Il motivo è presto spiegato: blocchi e quarantene forzose, anche con l’uso dell’esercito, stanno moltiplicando i colli di bottiglia nell’industria cinese che se produce, spesso non riesce a esportare perché questo o quello scalo portuale è chiuso e messo sotto chiave. Oppure, non produce e lavora proprio perché situata in una zona di quarantena. Questo naturalmente ha un costo in termini di inflazione. Esportazioni con il contagocce e produzioni a singhiozzo non fanno altro che surriscaldare i prezzi e non solo in Cina, ma in tutto il resto del mondo.

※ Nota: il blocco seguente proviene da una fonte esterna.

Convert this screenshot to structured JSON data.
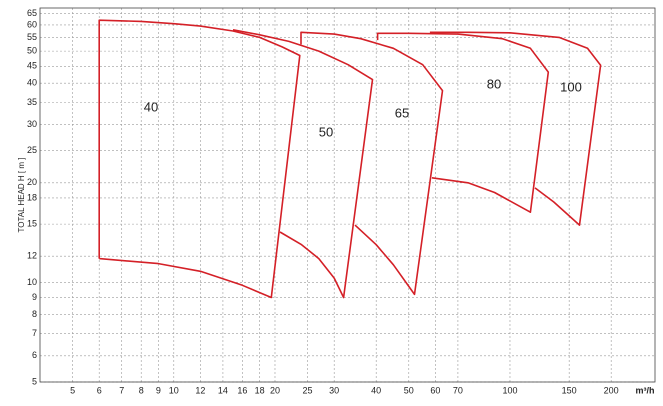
{
  "chart_data": {
    "type": "line",
    "y_label": "TOTAL HEAD H [ m ]",
    "x_label": "m³/h",
    "xscale": "log",
    "yscale": "log",
    "grid": true,
    "xlim": [
      4,
      270
    ],
    "ylim": [
      5,
      67.5
    ],
    "xticks": [
      5,
      6,
      7,
      8,
      9,
      10,
      12,
      14,
      16,
      18,
      20,
      25,
      30,
      40,
      50,
      60,
      70,
      100,
      150,
      200
    ],
    "yticks": [
      5,
      6,
      7,
      8,
      9,
      10,
      12,
      15,
      18,
      20,
      25,
      30,
      35,
      40,
      45,
      50,
      55,
      60,
      65
    ],
    "series": [
      {
        "name": "40",
        "color": "#d42027",
        "x": [
          6,
          6,
          8,
          10,
          12,
          15,
          18,
          21,
          23.7,
          19.5,
          16,
          12,
          9,
          6
        ],
        "values": [
          11.8,
          62,
          61.5,
          60.5,
          59.5,
          57.5,
          55,
          51.5,
          48.5,
          9,
          9.8,
          10.8,
          11.4,
          11.8
        ]
      },
      {
        "name": "50",
        "color": "#d42027",
        "x": [
          20.7,
          24,
          27,
          30,
          32,
          39,
          33,
          27,
          22,
          18,
          15
        ],
        "values": [
          14.2,
          13,
          11.8,
          10.3,
          9,
          41,
          45.5,
          50,
          53.5,
          56,
          58
        ]
      },
      {
        "name": "65",
        "color": "#d42027",
        "x": [
          34.6,
          40,
          45,
          52,
          63,
          55,
          45,
          36,
          30,
          23.9,
          23.9
        ],
        "values": [
          14.9,
          13,
          11.3,
          9.2,
          38,
          45.5,
          51,
          54.5,
          56.3,
          57,
          52.4
        ]
      },
      {
        "name": "80",
        "color": "#d42027",
        "x": [
          58.6,
          75,
          90,
          115,
          130,
          115,
          95,
          70,
          50,
          40.4,
          40.4
        ],
        "values": [
          20.7,
          20,
          18.7,
          16.3,
          43.2,
          51,
          54.5,
          56.3,
          56.6,
          56.6,
          54
        ]
      },
      {
        "name": "100",
        "color": "#d42027",
        "x": [
          118.7,
          135,
          161,
          186,
          170,
          140,
          100,
          75,
          57.8
        ],
        "values": [
          19.3,
          17.5,
          14.9,
          45.3,
          51,
          55,
          56.8,
          57,
          57
        ]
      }
    ]
  }
}
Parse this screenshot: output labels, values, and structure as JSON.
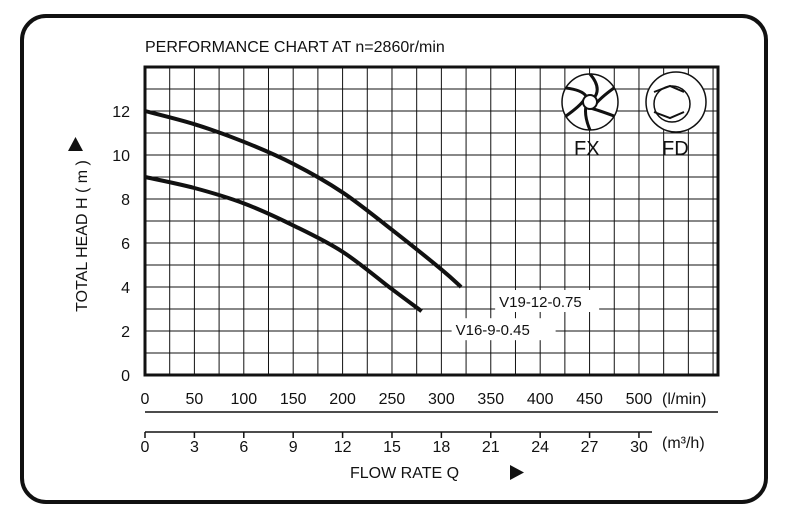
{
  "chart_data": {
    "type": "line",
    "title": "PERFORMANCE CHART AT n=2860r/min",
    "ylabel": "TOTAL HEAD H ( m )",
    "xlabel": "FLOW RATE Q",
    "x_unit": "(l/min)",
    "x2_unit": "(m³/h)",
    "xlim": [
      0,
      580
    ],
    "ylim": [
      0,
      14
    ],
    "x_ticks": [
      0,
      50,
      100,
      150,
      200,
      250,
      300,
      350,
      400,
      450,
      500
    ],
    "x2_ticks": [
      0,
      3,
      6,
      9,
      12,
      15,
      18,
      21,
      24,
      27,
      30
    ],
    "y_ticks": [
      0,
      2,
      4,
      6,
      8,
      10,
      12
    ],
    "grid": true,
    "series": [
      {
        "name": "V19-12-0.75",
        "color": "#111111",
        "x": [
          0,
          50,
          100,
          150,
          200,
          250,
          300,
          320
        ],
        "y": [
          12,
          11.4,
          10.6,
          9.6,
          8.3,
          6.6,
          4.8,
          4.0
        ]
      },
      {
        "name": "V16-9-0.45",
        "color": "#111111",
        "x": [
          0,
          50,
          100,
          150,
          200,
          250,
          280
        ],
        "y": [
          9,
          8.5,
          7.8,
          6.8,
          5.6,
          3.9,
          2.9
        ]
      }
    ]
  },
  "icons": {
    "fx": {
      "label": "FX",
      "icon": "fx-impeller-icon"
    },
    "fd": {
      "label": "FD",
      "icon": "fd-impeller-icon"
    }
  },
  "arrows": {
    "y_axis": "up-triangle-icon",
    "x_axis": "right-triangle-icon"
  }
}
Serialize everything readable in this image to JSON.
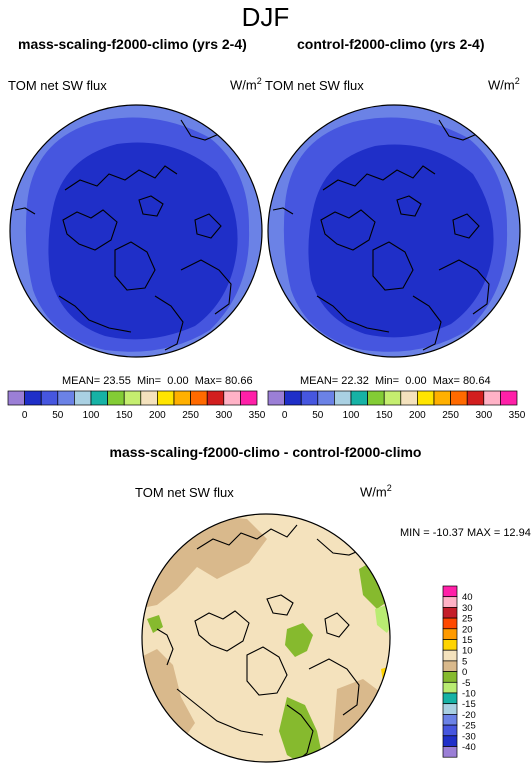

Al punto che, secondo gli analisti di Cnbc, il traffico commerciale aereo ha generato rincari per le merci pari o superiori al 50%. Le tariffe per la navigazione, complici le zone franche e le quarantene sono aumentate al punto da spingere alcune compagnie di navigazione a sospendere i servizi, mettendo sotto pressione le catene di approvvigionamento. “Le attuali restrizioni, come quarantene obbligatorie e test, continuano a rallentare i trasporti e a causare ritardi, ha detto alla Cnbc Atul Vashistha, fondatore e presidente della società di consulenza Supply Wisdom.

Non è un mistero che l’attuale priorità della Cina in questo momento sia limitare la diffusione dei casi di Covid in vista delle Olimpiadi invernali del mese prossimo e dell’imminente capodanno lunare. Ma tutto questo a caro prezzo, per il resto del mondo. A Washington qualcuno è preoccupato e non solo il Fondo monetario.

Come raccontato ieri da Formiche.net alcuni alti funzionari della Casa Bianca hanno ripetutamente incolpato la congiuntura internazionale per l’elevata inflazione, negli Stati Uniti ai massimi dal 1982, a cominciare proprio dai lockdown cinesi che hanno fermato interi segmenti industriali, per arrivare a toccare il blocco nel Canale di Suez di quasi un anno fa. Insomma, secondo gli uomini più vicini a Biden, ma non solo loro, la causa della fiammata globale ha un nome e un cognome: la Cina.